Linux Data Recovery of a Factory Restored Android Device

Somehow, I managed to pocket-dial my way to a factory restore on my Android phone.  Yeah... no idea how.  Anyway, while I'm quite good at backing things up, I have lost about 10 days worth of journal entries, a few photos, and some GPS tracks.  Certainly not the end of the world, but annoying.

So, I figured this is a good time to see what is recoverable from internal storage on an Android device after a format.  I'm no expert here, and I'm writing this as a way of taking notes.  This isn't intended to be a how-to guide for everyone that's made a foolish mistake.  It's not intended to be a complete reference for experts either. It's just what I did while learning how to do it.  I write notes as I go, and I figured I might as well share.  If you find this useful, then buy me a cup of coffee.

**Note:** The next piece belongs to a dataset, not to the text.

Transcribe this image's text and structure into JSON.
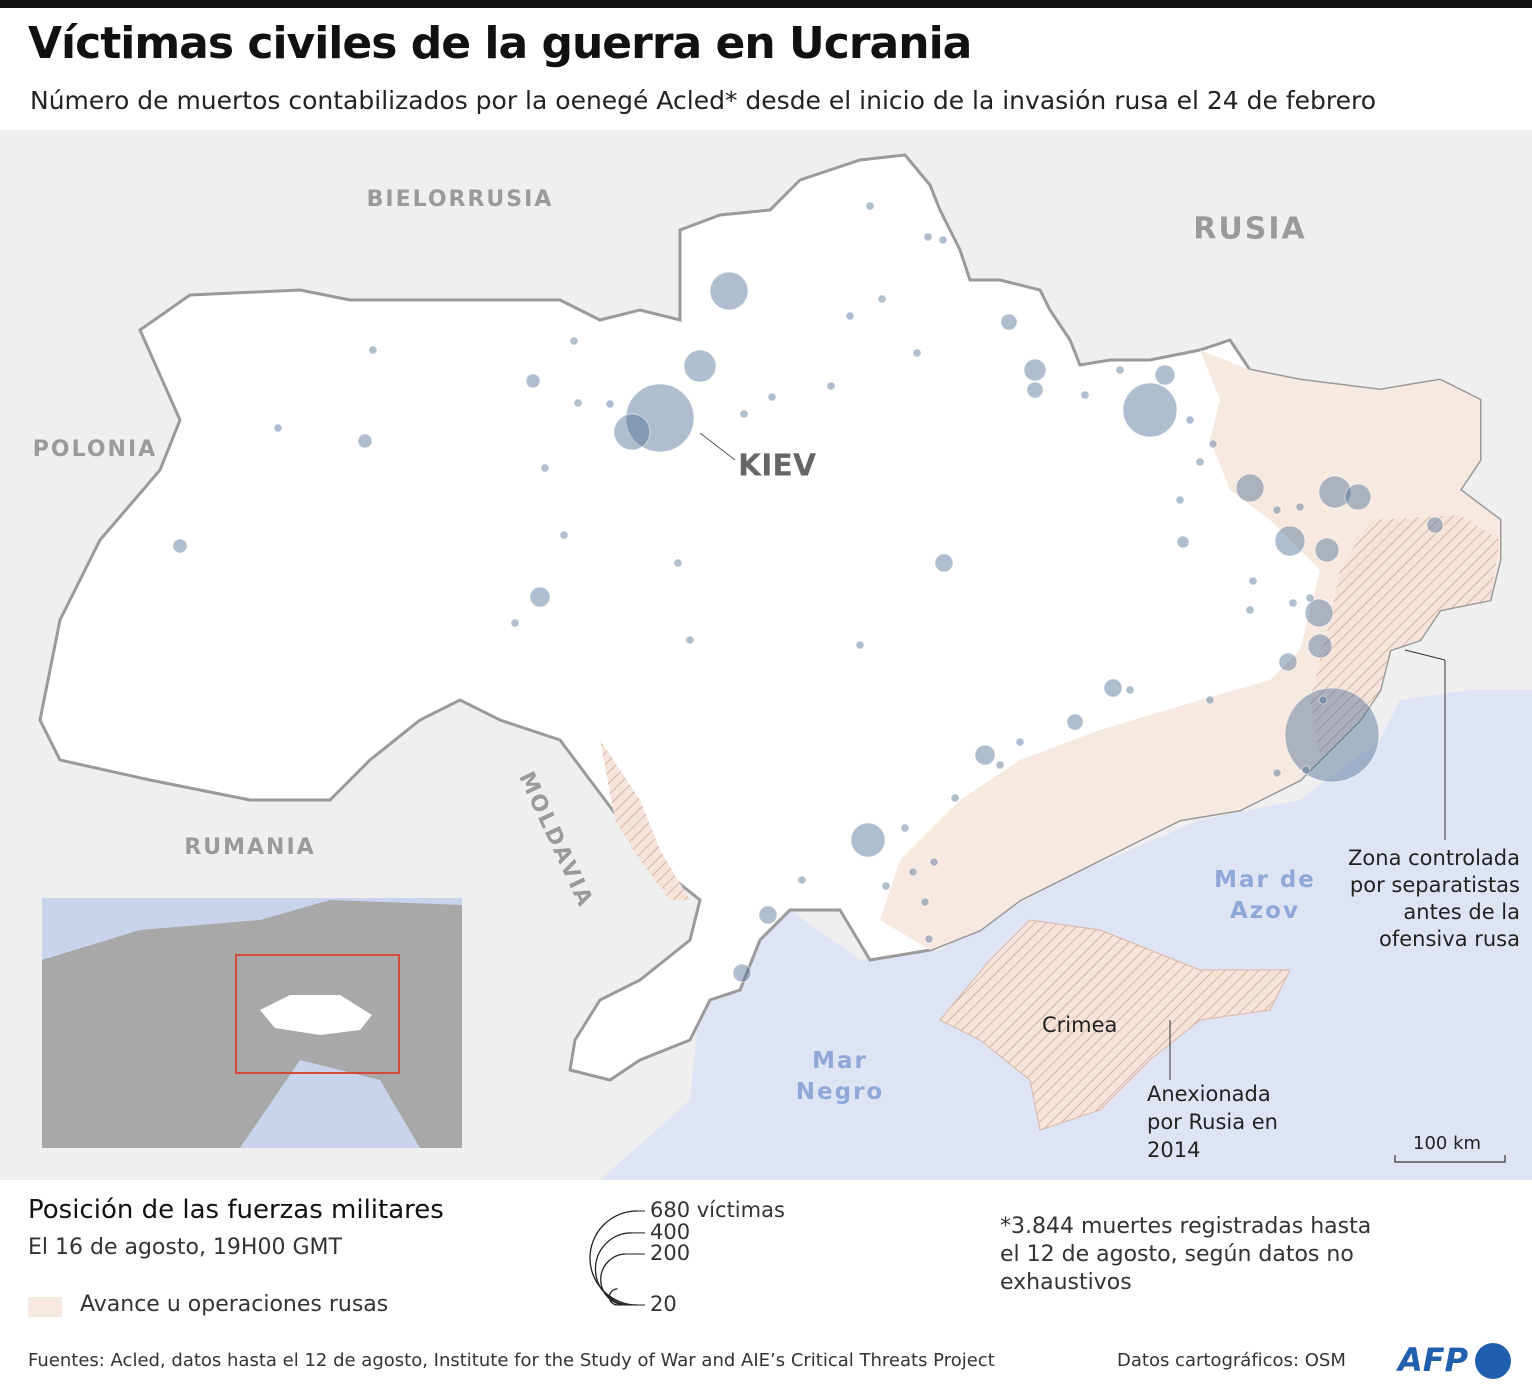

So, surprise, surprise... I've got 24GB of free space in my internal storage.  Nice shiny new unconfigured interface, factory default everything except the scratches.  Dang!

As I write this, I'm copying said 24GB to an image file on my desktop system.  I'll run some recovery tools on that when it's done.  Here's how I got to this point:

For some reason, my phone has the option to mount internal storage as an SDcard via USB, but nothing shows up on my Linux desktop.  Switching to MTP shows the file system, but that's pretty much useless for me as there's nothing there but what comes stock.  By design, the raw storage is not available.

So, I installed the Android Development Toolkit:
 sudo apt-get install android-tools-adb

That would show a connection via:
 adb devices
but said "insufficient permissions for device"

So, I rooted the device.  I wasn't keen on that as any writes to the device risk wiping the data I want to recover, but whatever.  I chose KingRoot.  Whatever works for your device.  That made no difference.  Sigh...

I found out that I should restart the ADB service via sudo:
 adb kill-server
 sudo adb start-server
That worked, I can now run ADB commands against the device.

Next up, I needed to figure out what partition to copy.   I used:
 adb shell su -c "cat /proc/emmc"
and then:
 adb shell su -c "cat /proc/partitions"
to cross-reference the partition for "userdata".  In my case, it was /dev/block/mmcblk0p22

Then, I copied the entire partition to my desktop via:
 adb shell su -c "dd if=/dev/block/mmcblk0p22" > ~/backup22.image

Anyway, that command is half-way finished now.  Considering this will be a 24GB file, from here on in, the commands I run are going to take their sweet time.  I'll update this as I go... maybe I'll actually get that 2KB of journal text file recovered, maybe the 20MB of photos, and a few other MB of map tracks.  Maybe I won't.  At least I've learned a few things already.

Hope this helps...

Update 1:

The first try at capturing the image stopped at 10.1GB.  The next ran to 27GB(?).  Neither Testdisk nor Photorec managed to get anything useful off either.  As well, after having decided to get it over with and factory-reset my phone to get rid of KingRoot, which seems rather invasive, I discovered that pocket-dialling my way to a factory-reset is near impossible.  The system is designed to avoid this.  Thus, something else must have happened.  Maybe, it crashed and scrambled the partitions enough that the phone decided to rebuild the file system?  Just guessing at this point.  In any event, I've decided to grab everything I can off the phone before doing the reset.  Thus:
 adb shell su -c "dd if=/dev/block/mmcblk0" > ~/backupAll.image
I'll let that run tonight and see what I can get off it later.

Update 2:

A factory-restore does not remove KingRoot.  Apparently, using its own uninstall does.  At least it appears to be gone.  Note that the above adb shell su ... commands no longer work, so my phone does not come rooted and does require this for access.  Still not having any luck with testdisk on the latest dd image.